Otra niña se llamaba Elizabeth. Hans le dijo a mi madre que murió al nacer, pero ahora no estoy tan seguro. ¿Quieres decir que podría estar viva o algo peor? No puedo asegurarlo, pero necesito entrar a la bóveda privada de mi padre esta noche. Y Clara, puede quedarse en un lugar seguro. Mi primo vive en la frontera con Bélgica. Los llevaré esta noche. Lucas, tu cuñado Daniel, ¿recuerdas cómo murió? Lucas enmudeció. Un accidente de coche, dijeron. Nunca me convenció.
Mi padre lo tenía fichado como enemigo potencial en uno de sus archivos. Creo que fue eliminado. Todo esto por Clara. Esto va más allá. Creo que Hans lleva años manipulando vidas. Clara no es la única, pero es la clave. Hans Meyer asistió esa noche a una gala benéfica en el centro de Frankfort. Bruno lo sabía, por eso esa era su única oportunidad. Usando su tarjeta de acceso ejecutivo, entró a la oficina privada de su padre después del horario laboral.
Sabía exactamente a dónde ir. El cuadro familiar que colgaba detrás del escritorio se deslizó con facilidad al presionar una placa. Detrás una caja fuerte empotrada. Probó varias combinaciones. El cumpleaños de Hans. Nada. el día de la fundación de la empresa tampoco. Entonces recordó la fecha de su adopción formal. Lo intentó. Un click. Bingo. Dentro encontró carpetas clasificadas por códigos, etiquetas con nombres y sellos de confidencialidad. Sacó su móvil y empezó a fotografiar todo. Una carpeta llamó su atención adopciones especiales.

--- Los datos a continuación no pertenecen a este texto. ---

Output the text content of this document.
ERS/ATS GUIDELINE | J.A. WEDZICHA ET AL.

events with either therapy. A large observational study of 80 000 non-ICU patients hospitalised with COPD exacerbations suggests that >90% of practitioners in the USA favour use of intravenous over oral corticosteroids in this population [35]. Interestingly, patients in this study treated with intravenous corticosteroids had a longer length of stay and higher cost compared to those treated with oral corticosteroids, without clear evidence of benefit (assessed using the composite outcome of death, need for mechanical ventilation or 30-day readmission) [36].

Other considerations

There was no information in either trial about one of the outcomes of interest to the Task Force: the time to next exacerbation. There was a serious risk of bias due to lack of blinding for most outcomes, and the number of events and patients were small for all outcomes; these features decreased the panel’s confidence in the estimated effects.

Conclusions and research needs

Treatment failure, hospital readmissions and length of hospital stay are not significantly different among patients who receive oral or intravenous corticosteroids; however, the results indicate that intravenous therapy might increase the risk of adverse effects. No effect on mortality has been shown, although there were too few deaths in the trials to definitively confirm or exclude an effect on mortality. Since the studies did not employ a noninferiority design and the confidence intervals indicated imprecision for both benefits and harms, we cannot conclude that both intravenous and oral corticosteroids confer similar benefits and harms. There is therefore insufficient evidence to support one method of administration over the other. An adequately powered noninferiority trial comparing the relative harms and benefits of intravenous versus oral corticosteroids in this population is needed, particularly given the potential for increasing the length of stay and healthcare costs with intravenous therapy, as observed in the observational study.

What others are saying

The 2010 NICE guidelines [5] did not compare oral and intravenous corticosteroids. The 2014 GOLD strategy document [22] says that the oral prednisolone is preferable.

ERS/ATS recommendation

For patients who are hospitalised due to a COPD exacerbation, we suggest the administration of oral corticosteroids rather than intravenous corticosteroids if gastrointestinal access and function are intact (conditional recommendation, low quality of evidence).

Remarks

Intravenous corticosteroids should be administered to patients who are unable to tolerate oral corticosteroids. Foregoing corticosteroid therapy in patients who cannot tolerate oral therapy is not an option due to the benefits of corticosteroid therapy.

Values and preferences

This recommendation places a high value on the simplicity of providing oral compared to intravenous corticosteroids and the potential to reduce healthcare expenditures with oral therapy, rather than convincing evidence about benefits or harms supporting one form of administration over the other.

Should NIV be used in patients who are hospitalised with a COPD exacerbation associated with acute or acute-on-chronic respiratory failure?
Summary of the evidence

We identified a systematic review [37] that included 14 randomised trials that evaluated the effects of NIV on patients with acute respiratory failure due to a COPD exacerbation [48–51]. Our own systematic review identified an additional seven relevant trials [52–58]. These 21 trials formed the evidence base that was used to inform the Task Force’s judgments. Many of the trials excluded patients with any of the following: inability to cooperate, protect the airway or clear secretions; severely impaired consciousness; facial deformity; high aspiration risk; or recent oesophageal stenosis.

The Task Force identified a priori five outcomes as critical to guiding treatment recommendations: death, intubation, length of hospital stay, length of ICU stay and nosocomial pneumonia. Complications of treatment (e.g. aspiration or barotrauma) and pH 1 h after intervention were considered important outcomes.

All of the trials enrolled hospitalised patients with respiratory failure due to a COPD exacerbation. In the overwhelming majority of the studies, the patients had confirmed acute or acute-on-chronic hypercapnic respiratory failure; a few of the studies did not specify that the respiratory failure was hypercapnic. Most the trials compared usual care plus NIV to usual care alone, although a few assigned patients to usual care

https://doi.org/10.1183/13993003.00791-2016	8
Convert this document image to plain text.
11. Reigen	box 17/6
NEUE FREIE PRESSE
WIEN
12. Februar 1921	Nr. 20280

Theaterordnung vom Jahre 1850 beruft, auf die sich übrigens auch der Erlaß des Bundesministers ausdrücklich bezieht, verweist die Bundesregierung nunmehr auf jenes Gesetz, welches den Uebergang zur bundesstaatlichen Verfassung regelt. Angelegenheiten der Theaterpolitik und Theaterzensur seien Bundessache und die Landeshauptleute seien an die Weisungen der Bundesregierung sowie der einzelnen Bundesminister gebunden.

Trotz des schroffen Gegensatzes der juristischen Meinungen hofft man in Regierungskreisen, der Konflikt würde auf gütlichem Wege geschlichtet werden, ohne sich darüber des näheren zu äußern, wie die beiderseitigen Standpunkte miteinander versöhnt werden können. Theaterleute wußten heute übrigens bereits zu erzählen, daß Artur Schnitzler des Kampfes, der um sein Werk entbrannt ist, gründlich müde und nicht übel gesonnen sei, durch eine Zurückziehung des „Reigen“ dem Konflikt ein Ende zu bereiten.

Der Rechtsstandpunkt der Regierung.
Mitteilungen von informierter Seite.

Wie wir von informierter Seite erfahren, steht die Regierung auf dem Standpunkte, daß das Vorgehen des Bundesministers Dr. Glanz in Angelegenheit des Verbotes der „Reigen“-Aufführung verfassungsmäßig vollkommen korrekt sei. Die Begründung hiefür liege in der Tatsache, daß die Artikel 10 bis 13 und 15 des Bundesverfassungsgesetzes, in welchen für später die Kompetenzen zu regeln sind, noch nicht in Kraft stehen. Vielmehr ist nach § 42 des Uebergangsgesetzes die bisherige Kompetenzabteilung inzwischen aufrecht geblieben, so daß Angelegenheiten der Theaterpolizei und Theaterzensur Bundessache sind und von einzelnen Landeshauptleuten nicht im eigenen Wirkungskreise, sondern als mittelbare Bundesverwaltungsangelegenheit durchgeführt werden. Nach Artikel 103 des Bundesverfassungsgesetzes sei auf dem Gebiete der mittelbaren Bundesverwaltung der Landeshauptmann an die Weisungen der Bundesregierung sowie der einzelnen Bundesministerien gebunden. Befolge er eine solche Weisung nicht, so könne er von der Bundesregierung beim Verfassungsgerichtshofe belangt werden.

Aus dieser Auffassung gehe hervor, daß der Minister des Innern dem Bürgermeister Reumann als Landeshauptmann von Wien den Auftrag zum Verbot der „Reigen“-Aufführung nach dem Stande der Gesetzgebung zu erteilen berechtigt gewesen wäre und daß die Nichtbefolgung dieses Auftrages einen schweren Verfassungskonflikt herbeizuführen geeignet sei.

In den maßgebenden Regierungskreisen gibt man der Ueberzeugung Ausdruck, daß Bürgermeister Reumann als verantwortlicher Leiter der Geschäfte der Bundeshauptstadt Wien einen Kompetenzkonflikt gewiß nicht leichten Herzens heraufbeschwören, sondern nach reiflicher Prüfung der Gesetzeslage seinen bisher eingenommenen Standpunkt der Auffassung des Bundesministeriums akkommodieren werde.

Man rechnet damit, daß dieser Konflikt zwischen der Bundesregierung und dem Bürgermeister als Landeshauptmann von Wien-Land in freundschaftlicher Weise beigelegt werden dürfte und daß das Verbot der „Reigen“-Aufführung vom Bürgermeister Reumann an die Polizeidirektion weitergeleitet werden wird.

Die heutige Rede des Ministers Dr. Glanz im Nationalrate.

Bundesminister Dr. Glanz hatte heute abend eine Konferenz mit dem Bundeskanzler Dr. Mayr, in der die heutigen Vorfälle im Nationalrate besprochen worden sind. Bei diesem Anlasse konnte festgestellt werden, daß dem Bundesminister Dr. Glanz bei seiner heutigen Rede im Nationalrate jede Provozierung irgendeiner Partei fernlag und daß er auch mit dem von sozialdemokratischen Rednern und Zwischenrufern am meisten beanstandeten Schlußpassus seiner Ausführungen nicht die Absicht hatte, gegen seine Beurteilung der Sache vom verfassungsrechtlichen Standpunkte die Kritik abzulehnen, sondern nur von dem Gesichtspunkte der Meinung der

Otra estudios genéticos. Una más, contingencias familiares. Lo que encontró le revolvió el estómago. Hans había coordinado docenas de adopciones a lo largo de años, no por generosidad, sino como parte de un experimento sistemático niños seleccionados por su genética, salud y capacidades. Uno de los documentos era particularmente espeluznante. Estudio de gemelos criados por separado. Informe comparativo. La carpeta con su nombre tenía horarios escolares, evaluaciones psicológicas, planes médicos futuros y luego al fondo una carpeta titulada Elizabeth My. Adentro un certificado de defunción y una sola foto.